と、それを心から望む声。そうではないとは言わせない、強制力のある、そんな言葉をリズは口にした。
「リズ。」
「カイさんはあんな事するはずない! そう思っていました。」
「聞いてくれ。」
「嫌です。聞きたくないです。」
リズの我儘であった。
うずくまって、耳を塞ぐ。子供のようなその姿は、初めて会った時を思い出す。
「カイさんは嘘つきです! 前だって、ずっと。」
「そうだ。だからもう、嘘を、つきたくは無いんだ。」
耳に当てた手を優しくどけて、カイは苦しそうな目を向ける。
「少なくとも、私はリズを裏切った。」
そうして、打ち明けた。リズはショックを隠しきれないようで、へたりと座り込み、やりようの無い怒りを地面にぶつける。

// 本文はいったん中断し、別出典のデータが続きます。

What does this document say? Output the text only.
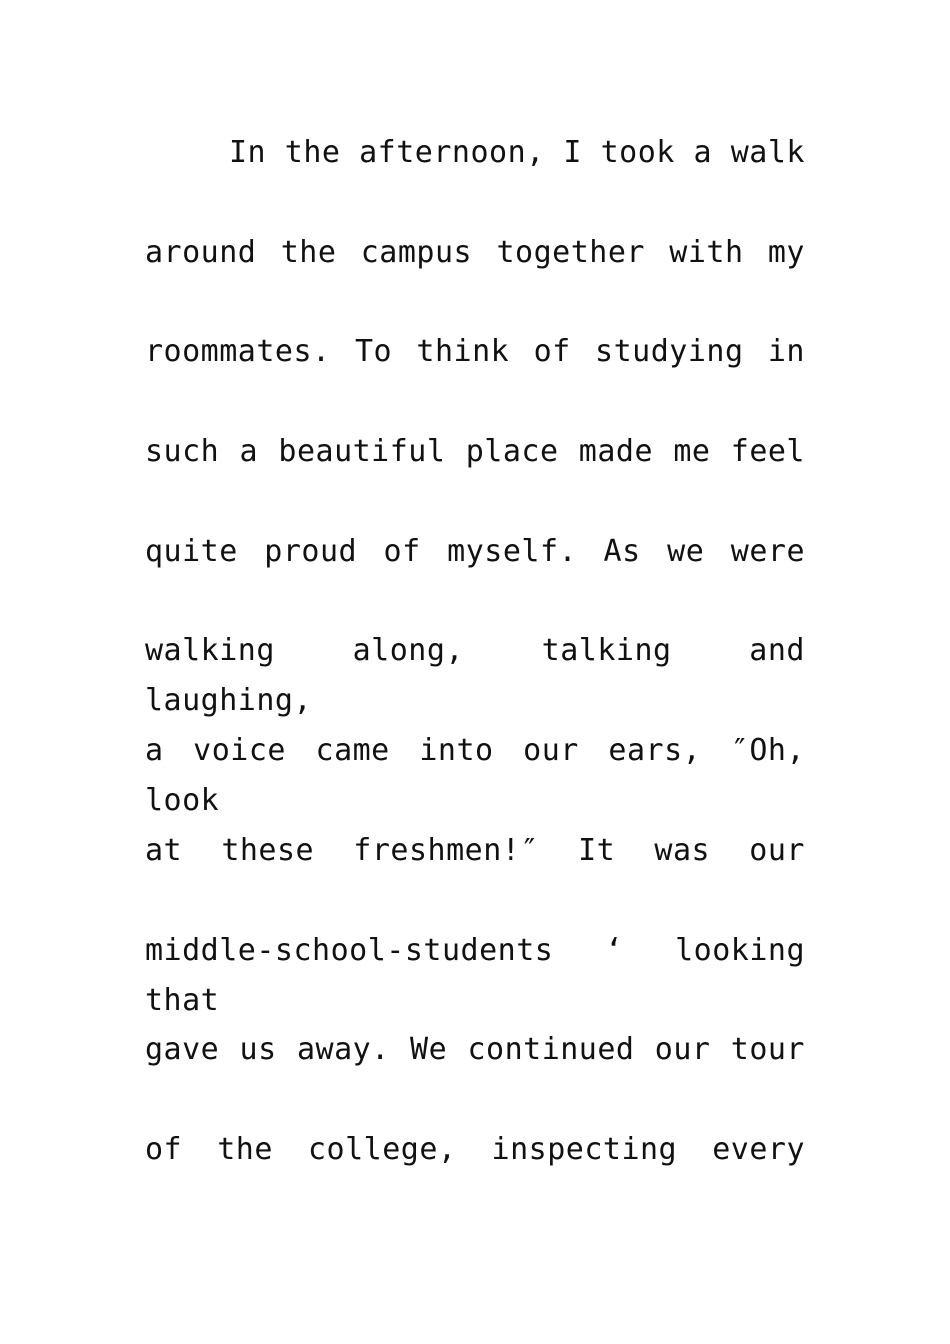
In the afternoon, I took a walk
around the campus together with my
roommates. To think of studying in
such a beautiful place made me feel
quite proud of myself. As we were
walking along, talking and laughing,
a voice came into our ears, ″Oh, look
at these freshmen!″ It was our
middle-school-students ‘ looking that
gave us away. We continued our tour
of the college, inspecting every
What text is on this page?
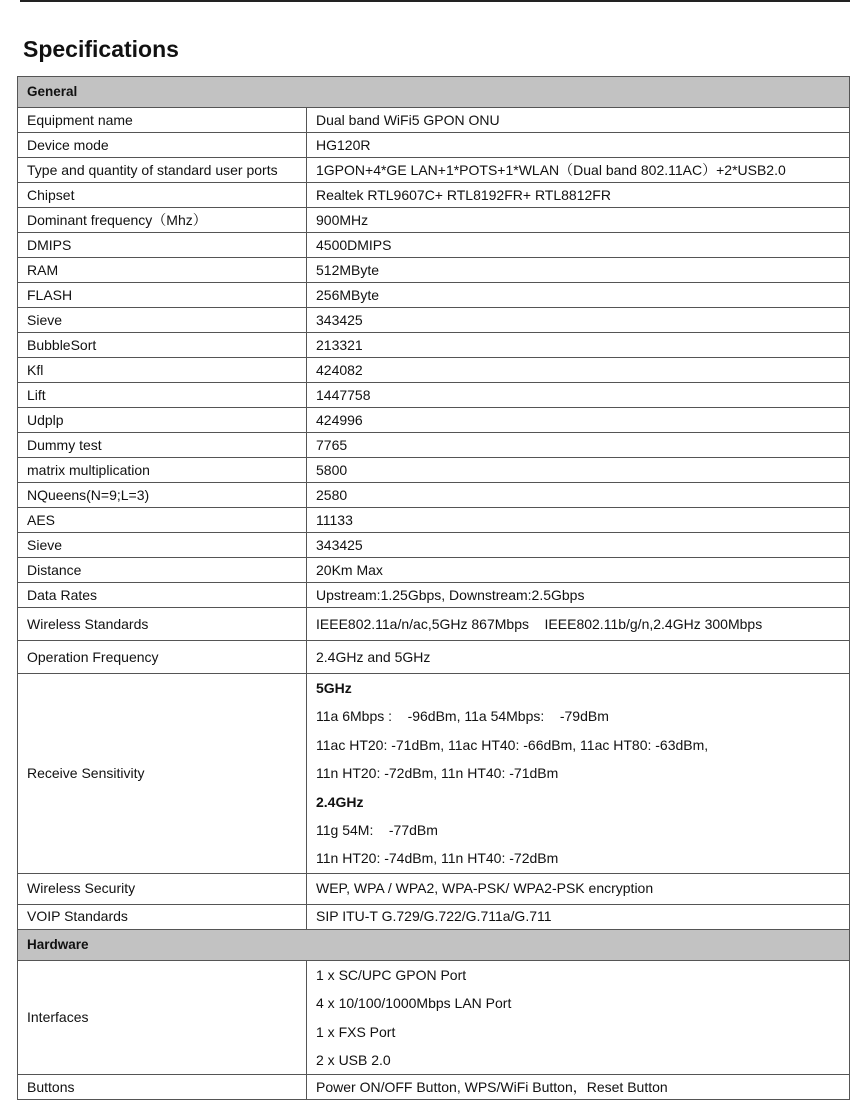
Specifications
General	
Equipment name	Dual band WiFi5 GPON ONU
Device mode	HG120R
Type and quantity of standard user ports	1GPON+4*GE LAN+1*POTS+1*WLAN（Dual band 802.11AC）+2*USB2.0
Chipset	Realtek RTL9607C+ RTL8192FR+ RTL8812FR
Dominant frequency（Mhz）	900MHz
DMIPS	4500DMIPS
RAM	512MByte
FLASH	256MByte
Sieve	343425
BubbleSort	213321
Kfl	424082
Lift	1447758
Udplp	424996
Dummy test	7765
matrix multiplication	5800
NQueens(N=9;L=3)	2580
AES	11133
Sieve	343425
Distance	20Km Max
Data Rates	Upstream:1.25Gbps, Downstream:2.5Gbps
Wireless Standards	IEEE802.11a/n/ac,5GHz 867Mbps    IEEE802.11b/g/n,2.4GHz 300Mbps
Operation Frequency	2.4GHz and 5GHz
Receive Sensitivity	
5GHz
11a 6Mbps :    -96dBm, 11a 54Mbps:    -79dBm
11ac HT20: -71dBm, 11ac HT40: -66dBm, 11ac HT80: -63dBm,
11n HT20: -72dBm, 11n HT40: -71dBm
2.4GHz
11g 54M:    -77dBm
11n HT20: -74dBm, 11n HT40: -72dBm

Wireless Security	WEP, WPA / WPA2, WPA-PSK/ WPA2-PSK encryption
VOIP Standards	SIP ITU-T G.729/G.722/G.711a/G.711
Hardware	
Interfaces	1 x SC/UPC GPON Port
4 x 10/100/1000Mbps LAN Port
1 x FXS Port
2 x USB 2.0

Buttons	Power ON/OFF Button, WPS/WiFi Button，Reset Button
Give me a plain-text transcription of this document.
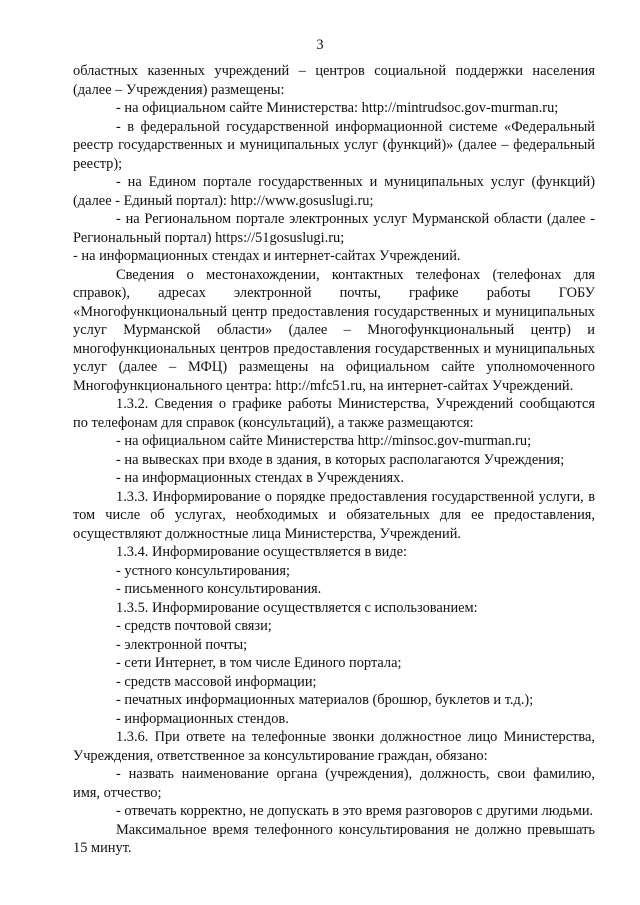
3

областных казенных учреждений – центров социальной поддержки населения (далее – Учреждения) размещены:

- на официальном сайте Министерства: http://mintrudsoc.gov-murman.ru;

- в федеральной государственной информационной системе «Федеральный реестр государственных и муниципальных услуг (функций)» (далее – федеральный реестр);

- на Едином портале государственных и муниципальных услуг (функций) (далее - Единый портал): http://www.gosuslugi.ru;

- на Региональном портале электронных услуг Мурманской области (далее - Региональный портал) https://51gosuslugi.ru;

- на информационных стендах и интернет-сайтах Учреждений.

Сведения о местонахождении, контактных телефонах (телефонах для справок), адресах электронной почты, графике работы ГОБУ «Многофункциональный центр предоставления государственных и муниципальных услуг Мурманской области» (далее – Многофункциональный центр) и многофункциональных центров предоставления государственных и муниципальных услуг (далее – МФЦ) размещены на официальном сайте уполномоченного Многофункционального центра: http://mfc51.ru, на интернет-сайтах Учреждений.

1.3.2. Сведения о графике работы Министерства, Учреждений сообщаются по телефонам для справок (консультаций), а также размещаются:

- на официальном сайте Министерства http://minsoc.gov-murman.ru;

- на вывесках при входе в здания, в которых располагаются Учреждения;

- на информационных стендах в Учреждениях.

1.3.3. Информирование о порядке предоставления государственной услуги, в том числе об услугах, необходимых и обязательных для ее предоставления, осуществляют должностные лица Министерства, Учреждений.

1.3.4. Информирование осуществляется в виде:

- устного консультирования;

- письменного консультирования.

1.3.5. Информирование осуществляется с использованием:

- средств почтовой связи;

- электронной почты;

- сети Интернет, в том числе Единого портала;

- средств массовой информации;

- печатных информационных материалов (брошюр, буклетов и т.д.);

- информационных стендов.

1.3.6. При ответе на телефонные звонки должностное лицо Министерства, Учреждения, ответственное за консультирование граждан, обязано:

- назвать наименование органа (учреждения), должность, свои фамилию, имя, отчество;

- отвечать корректно, не допускать в это время разговоров с другими людьми.

Максимальное время телефонного консультирования не должно превышать 15 минут.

「それを! 聞いて! 私はどうすればいいんですか。」
「ごめん。」
聞きたくなかった。知りたくなかった。
こんな事なら……
「私は。」
リズは、落とした包丁を拾い上げおもむろに首に当てる。が、それも、カイによって妨げられる。
「何をやって!」
「私が居るから、カイさんは死にたいと願うのなら。私なんて居ない方が良いんです。」
小刻みに震えるリズの手は、ただならぬ恐怖によるもので、それでも一切の躊躇無しに包丁を手に首を掻き斬ろうと行動した。
カイは、相当に衝撃を受けたらしい。言葉はもう、でてきていない。
ドロドロとした気持ちの悪い空気。それも、ようやく終わりがきた。
『そろそろ危ない。』
ミストの声だ。
ぶちぶちと、内から別れていくような感覚に襲われた。無理矢理、引き裂かれているみたいな。
瞬きの内にリズは、カイの前から忽然と姿を消した。